戦って倒れた将兵や、戦災孤児に祈りを捧げる教会

 リビウで戦争を実感できるのは毎日のように町中で轟く空襲警報とここ聖ペテロ聖パウロ寺院である。

 聖歌隊が奏でる聖歌の荘厳な雰囲気のもと、芸術的価値も高い壁画の内装を誇るこの教会はウクライナの戦死者や戦災孤児などのための由緒正しき教会であり、ローマ・カトリック教会の一派を成すという。

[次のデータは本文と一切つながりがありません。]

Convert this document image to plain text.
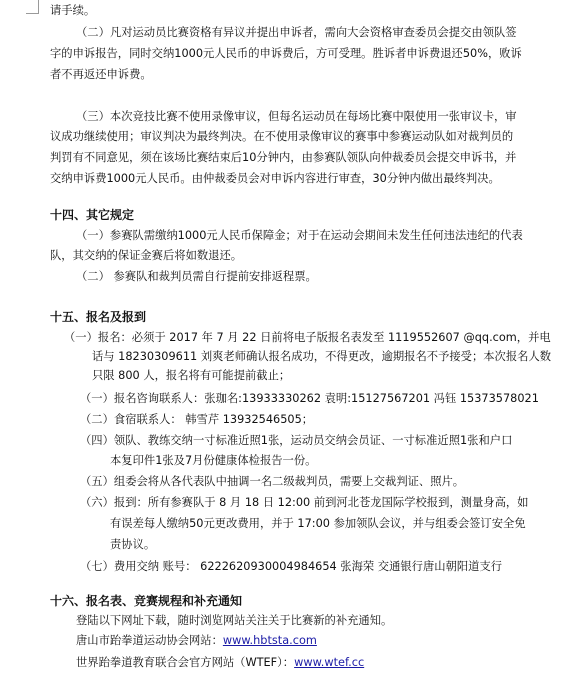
请手续。
（二）凡对运动员比赛资格有异议并提出申诉者，需向大会资格审查委员会提交由领队签
字的申诉报告，同时交纳1000元人民币的申诉费后，方可受理。胜诉者申诉费退还50%，败诉
者不再返还申诉费。
（三）本次竞技比赛不使用录像审议，但每名运动员在每场比赛中限使用一张审议卡，审
议成功继续使用；审议判决为最终判决。在不使用录像审议的赛事中参赛运动队如对裁判员的
判罚有不同意见，须在该场比赛结束后10分钟内，由参赛队领队向仲裁委员会提交申诉书，并
交纳申诉费1000元人民币。由仲裁委员会对申诉内容进行审查，30分钟内做出最终判决。
十四、其它规定
（一）参赛队需缴纳1000元人民币保障金；对于在运动会期间未发生任何违法违纪的代表
队，其交纳的保证金赛后将如数退还。
（二） 参赛队和裁判员需自行提前安排返程票。
十五、报名及报到
（一）报名：必须于 2017 年 7 月 22 日前将电子版报名表发至 1119552607 @qq.com，并电
话与 18230309611 刘爽老师确认报名成功，不得更改，逾期报名不予接受；本次报名人数
只限 800 人，报名将有可能提前截止；
（一）报名咨询联系人：张珈名:13933330262 袁明:15127567201 冯钰 15373578021
（二）食宿联系人： 韩雪芹 13932546505；
（四）领队、教练交纳一寸标准近照1张，运动员交纳会员证、一寸标准近照1张和户口
本复印件1张及7月份健康体检报告一份。
（五）组委会将从各代表队中抽调一名二级裁判员，需要上交裁判证、照片。
（六）报到：所有参赛队于 8 月 18 日 12:00 前到河北苍龙国际学校报到，测量身高，如
有误差每人缴纳50元更改费用，并于 17:00 参加领队会议，并与组委会签订安全免
责协议。
（七）费用交纳 账号： 6222620930004984654 张海荣 交通银行唐山朝阳道支行
十六、报名表、竞赛规程和补充通知
登陆以下网址下载，随时浏览网站关注关于比赛新的补充通知。
唐山市跆拳道运动协会网站：www.hbtsta.com
世界跆拳道教育联合会官方网站（WTEF）：www.wtef.cc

聖ペテロ聖パウロ寺院では戦争の犠牲者の追悼ミサが開催された 撮影・宮嶋茂樹

 ウクライナ版靖国神社という言い方が適切かどうか分からないが、とにかくお国のためウクライナ人を守るために戦って倒れた将兵や戦災孤児に祈りを捧げる場なのである。

ウクライナ軍の制服に身を包んだ将兵や戦災孤児の写真も飾られていた 撮影・宮嶋茂樹

 ほかのカトリック教会との大きな違いはキリスト像や聖マリアの肖像がかけられた壁面が軍用カモフラージュネットに覆われていることである。多くのウクライナ軍の制服に身を包んだ将兵や戦災孤児の写真に囲まれている花束もあった。その花をいける花瓶は機関砲の空薬きょうに色が塗られたものだった。